Le passage des oiseaux migrateurs nous avertit que l’hiver approche. Ce matin, l’érable, en face de ma fenêtre, était couvert d’oiseaux presque aussi gros que les corbeaux mantelés qui y perchent d’ordinaire. Mais ils ne portaient pas de camail gris ; leur crête bleue magnifique, leur aile rayée de blanc m’ont fait reconnaître des geais. L’un après l’autre, ils venaient, en voyageurs fatigués, se reposer sur les branches hospitalières, qui sont en train de passer du vert à d’admirables tons dorés. La coloration de tout le verger devient un régal pour les yeux. Les feuilles des poiriers, des pommiers, des pêchers, des cornouillers, sont de cuivre ou de pourpre avec des fusées de corail rouge çà et là. Tout brille d’un éclat métallique Je n’avais rien vu d’aussi brillant depuis les riches feuillages de l’automne américain.

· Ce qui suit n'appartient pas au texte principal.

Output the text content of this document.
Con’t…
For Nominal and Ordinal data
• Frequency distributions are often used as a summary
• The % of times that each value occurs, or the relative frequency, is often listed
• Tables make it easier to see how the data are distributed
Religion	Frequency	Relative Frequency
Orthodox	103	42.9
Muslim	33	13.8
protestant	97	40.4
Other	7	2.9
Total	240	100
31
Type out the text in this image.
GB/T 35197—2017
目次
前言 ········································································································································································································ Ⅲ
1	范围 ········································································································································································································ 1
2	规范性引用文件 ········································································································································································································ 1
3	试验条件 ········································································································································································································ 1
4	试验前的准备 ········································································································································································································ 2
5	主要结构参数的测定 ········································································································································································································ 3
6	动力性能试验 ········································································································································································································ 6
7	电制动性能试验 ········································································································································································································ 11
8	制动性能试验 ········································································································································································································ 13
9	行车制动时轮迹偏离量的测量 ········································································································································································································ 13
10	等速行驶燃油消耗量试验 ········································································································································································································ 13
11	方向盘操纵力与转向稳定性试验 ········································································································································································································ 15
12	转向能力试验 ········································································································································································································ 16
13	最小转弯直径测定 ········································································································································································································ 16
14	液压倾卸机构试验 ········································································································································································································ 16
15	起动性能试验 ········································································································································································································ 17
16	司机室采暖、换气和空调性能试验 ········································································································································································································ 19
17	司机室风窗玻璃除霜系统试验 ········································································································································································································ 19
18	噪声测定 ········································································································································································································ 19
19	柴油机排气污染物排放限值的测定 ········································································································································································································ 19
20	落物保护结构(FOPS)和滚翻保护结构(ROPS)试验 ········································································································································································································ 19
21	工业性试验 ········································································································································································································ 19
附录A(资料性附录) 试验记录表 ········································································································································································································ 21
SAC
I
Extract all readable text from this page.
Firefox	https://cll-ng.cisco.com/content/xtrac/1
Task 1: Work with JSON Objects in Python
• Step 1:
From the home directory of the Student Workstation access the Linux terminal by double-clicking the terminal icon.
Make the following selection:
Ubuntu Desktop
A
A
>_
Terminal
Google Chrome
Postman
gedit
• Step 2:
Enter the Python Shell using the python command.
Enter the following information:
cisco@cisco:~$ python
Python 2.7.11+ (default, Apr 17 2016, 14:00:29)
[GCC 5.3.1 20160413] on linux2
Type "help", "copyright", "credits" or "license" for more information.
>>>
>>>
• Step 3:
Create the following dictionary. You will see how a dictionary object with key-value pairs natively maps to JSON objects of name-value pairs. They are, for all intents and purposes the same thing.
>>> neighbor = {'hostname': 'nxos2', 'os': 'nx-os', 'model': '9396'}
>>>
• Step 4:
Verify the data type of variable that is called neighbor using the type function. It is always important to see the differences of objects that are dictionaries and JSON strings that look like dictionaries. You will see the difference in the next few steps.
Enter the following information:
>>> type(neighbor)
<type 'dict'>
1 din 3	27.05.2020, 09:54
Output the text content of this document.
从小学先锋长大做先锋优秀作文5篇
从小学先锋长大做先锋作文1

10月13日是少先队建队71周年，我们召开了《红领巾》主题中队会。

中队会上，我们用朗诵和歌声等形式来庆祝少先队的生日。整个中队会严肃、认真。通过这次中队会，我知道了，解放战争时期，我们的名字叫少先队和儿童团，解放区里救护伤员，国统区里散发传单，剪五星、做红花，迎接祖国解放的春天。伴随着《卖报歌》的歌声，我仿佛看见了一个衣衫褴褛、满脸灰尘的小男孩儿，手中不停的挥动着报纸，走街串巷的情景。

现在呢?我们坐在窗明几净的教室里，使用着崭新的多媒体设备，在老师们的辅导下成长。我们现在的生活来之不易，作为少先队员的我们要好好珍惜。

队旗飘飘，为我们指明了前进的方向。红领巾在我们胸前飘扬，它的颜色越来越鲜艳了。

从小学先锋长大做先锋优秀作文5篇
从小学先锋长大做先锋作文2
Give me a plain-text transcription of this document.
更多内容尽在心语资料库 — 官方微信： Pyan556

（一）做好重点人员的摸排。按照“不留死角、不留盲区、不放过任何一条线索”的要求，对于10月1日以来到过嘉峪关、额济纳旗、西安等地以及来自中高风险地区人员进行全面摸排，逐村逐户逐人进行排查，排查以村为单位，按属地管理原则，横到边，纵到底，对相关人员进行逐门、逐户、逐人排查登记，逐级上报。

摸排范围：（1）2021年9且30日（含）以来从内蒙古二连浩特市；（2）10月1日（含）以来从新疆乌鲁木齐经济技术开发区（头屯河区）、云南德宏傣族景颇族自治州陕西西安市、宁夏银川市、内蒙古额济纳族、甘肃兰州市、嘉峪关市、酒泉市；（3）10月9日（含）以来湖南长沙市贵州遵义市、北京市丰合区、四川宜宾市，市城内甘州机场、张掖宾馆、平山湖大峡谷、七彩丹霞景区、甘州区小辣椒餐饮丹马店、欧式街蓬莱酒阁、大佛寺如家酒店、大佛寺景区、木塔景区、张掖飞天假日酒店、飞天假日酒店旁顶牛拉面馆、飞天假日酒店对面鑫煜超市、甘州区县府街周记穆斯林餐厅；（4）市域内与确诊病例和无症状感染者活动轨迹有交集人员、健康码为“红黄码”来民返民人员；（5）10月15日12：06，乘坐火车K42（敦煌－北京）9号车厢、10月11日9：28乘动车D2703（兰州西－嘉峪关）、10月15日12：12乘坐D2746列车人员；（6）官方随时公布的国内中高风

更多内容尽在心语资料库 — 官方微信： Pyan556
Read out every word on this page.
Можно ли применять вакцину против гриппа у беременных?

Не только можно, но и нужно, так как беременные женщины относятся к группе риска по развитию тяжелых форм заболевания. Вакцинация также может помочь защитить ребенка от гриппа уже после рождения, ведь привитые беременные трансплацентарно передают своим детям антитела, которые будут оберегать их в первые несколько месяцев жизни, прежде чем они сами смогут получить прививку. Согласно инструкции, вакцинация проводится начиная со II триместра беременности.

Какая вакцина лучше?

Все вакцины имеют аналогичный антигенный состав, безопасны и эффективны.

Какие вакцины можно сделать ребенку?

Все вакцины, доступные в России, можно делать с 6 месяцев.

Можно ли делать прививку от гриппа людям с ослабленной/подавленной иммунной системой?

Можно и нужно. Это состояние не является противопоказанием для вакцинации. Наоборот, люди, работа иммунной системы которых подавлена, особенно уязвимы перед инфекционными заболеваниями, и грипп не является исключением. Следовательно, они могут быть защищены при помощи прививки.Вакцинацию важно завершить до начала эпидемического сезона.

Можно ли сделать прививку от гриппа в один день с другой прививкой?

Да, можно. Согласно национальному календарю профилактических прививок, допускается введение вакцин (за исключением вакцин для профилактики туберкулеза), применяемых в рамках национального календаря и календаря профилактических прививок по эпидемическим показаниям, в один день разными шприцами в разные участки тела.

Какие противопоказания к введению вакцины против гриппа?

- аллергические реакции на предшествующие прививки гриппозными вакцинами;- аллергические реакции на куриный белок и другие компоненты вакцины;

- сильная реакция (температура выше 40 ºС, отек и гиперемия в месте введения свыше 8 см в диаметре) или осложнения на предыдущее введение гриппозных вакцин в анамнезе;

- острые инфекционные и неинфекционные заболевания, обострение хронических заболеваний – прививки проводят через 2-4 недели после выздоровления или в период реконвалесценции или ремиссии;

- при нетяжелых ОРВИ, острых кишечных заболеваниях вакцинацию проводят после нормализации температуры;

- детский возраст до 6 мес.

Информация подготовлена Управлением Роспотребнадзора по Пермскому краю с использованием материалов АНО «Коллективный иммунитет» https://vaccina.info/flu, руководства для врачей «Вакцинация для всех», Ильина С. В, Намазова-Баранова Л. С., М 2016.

C’est l’heure aussi de la migration des hirondelles. Par un vent furieux, une sorte d’avalanche d’oiseaux est venue l’autre jour frapper nos vitres, quelques-uns retombant ensanglantés, — de jeunes hirondelles trop faibles pour suivre leurs parens dans le grand voyage annuel. On les recueille, on les loge tant qu’elles veulent rester, et on les nourrit très aisément de mouches ; car cette horrible engeance, qui noircit depuis l’été les murs blancs de la maison, ne s’est pas encore laissé chasser.


Octobre.

Souvent je cause avec Hélène du sort présent et futur des Théodoriens ; elle n’est pas optimiste, son enthousiasme des premiers jours s’est apaisé, mais la volonté de persévérer reste chez elle la même. Il faudra beaucoup d’années, dit-elle, pour que des gens qui étaient, naguère encore, dans l’état d’ignorance des paysans occidentaux au moyen âge atteignent le niveau de ces mêmes paysans, tels qu’ils existent au XXe siècle. Elle ne verra pas le succès de ses efforts, mais d’autres, après elle, aideront au progrès jusqu’à ce qu’il s’accomplisse. Jamais personnalité ne s’effaça plus volontiers que ne le fait la sienne. A aucun degré, elle n’a ce sentiment, si commun, d’aimer à se sentir indispensable.